The T112 assault rifle (T112戰鬥步槍) is a Taiwanese AR-15–style rifle produced by the 205th Armory. It is intended to replace the T91 assault rifle.

==History==
The T112 debuted at the Taipei Aerospace & Defense Technology Exhibition in September 2023 at the 205th Arsenal's booth. Initial combat readiness tests were completed in November 2023. It is intended to replace the T91 assault rifle as the primary small arm of the Taiwanese armed forces.

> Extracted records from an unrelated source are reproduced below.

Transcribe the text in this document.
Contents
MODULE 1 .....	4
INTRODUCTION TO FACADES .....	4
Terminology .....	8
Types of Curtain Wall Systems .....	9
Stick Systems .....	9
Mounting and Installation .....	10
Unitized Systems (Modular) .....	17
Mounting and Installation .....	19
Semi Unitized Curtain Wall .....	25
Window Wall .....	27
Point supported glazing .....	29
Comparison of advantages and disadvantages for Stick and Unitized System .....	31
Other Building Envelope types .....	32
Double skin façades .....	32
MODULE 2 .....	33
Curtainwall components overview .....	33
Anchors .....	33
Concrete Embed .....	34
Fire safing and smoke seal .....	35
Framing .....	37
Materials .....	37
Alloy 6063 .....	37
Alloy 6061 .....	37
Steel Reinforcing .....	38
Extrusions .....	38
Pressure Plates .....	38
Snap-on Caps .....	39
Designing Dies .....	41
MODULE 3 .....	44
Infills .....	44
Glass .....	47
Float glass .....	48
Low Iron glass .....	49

In April 2024, the military announced that mass production was underway with an initial batch of 25,000 weapons ordered. Estimated purchase 86,114 weapons ordered. The rifle was ordered alongside a series of supporting accessories including a close combat red dot sight, 1-4x magnified optic, laser illuminator, and flashlight.

==Design==
Unlike the T91 assault rifle, the T112 has a much more pronounced brass deflector whilst lacking a forward assist much like its predecessor.

The T112 rifle weights 3.5 kg. Chambered in 5.56×45mm NATO the T112 is rated effective out to 600 meters. In testing the T112 reportedly had a bullet spread of 9.8 centimeters at 100 meters. The upper receiver has a full length optics rail with permanent folding iron sights, the handguard has M-LOK slots. The lower receiver is ambidextrous allowing easier use by left handed shooters. It has four selector positions: safe, single, two shot burst, and full automatic.

The barrel has polygonal rifling and a new model of flash hider. Barrel life is improved from the 6,000 rounds of the T91 to 10,000 rounds. A universal bayonet mount is integrated into the upper.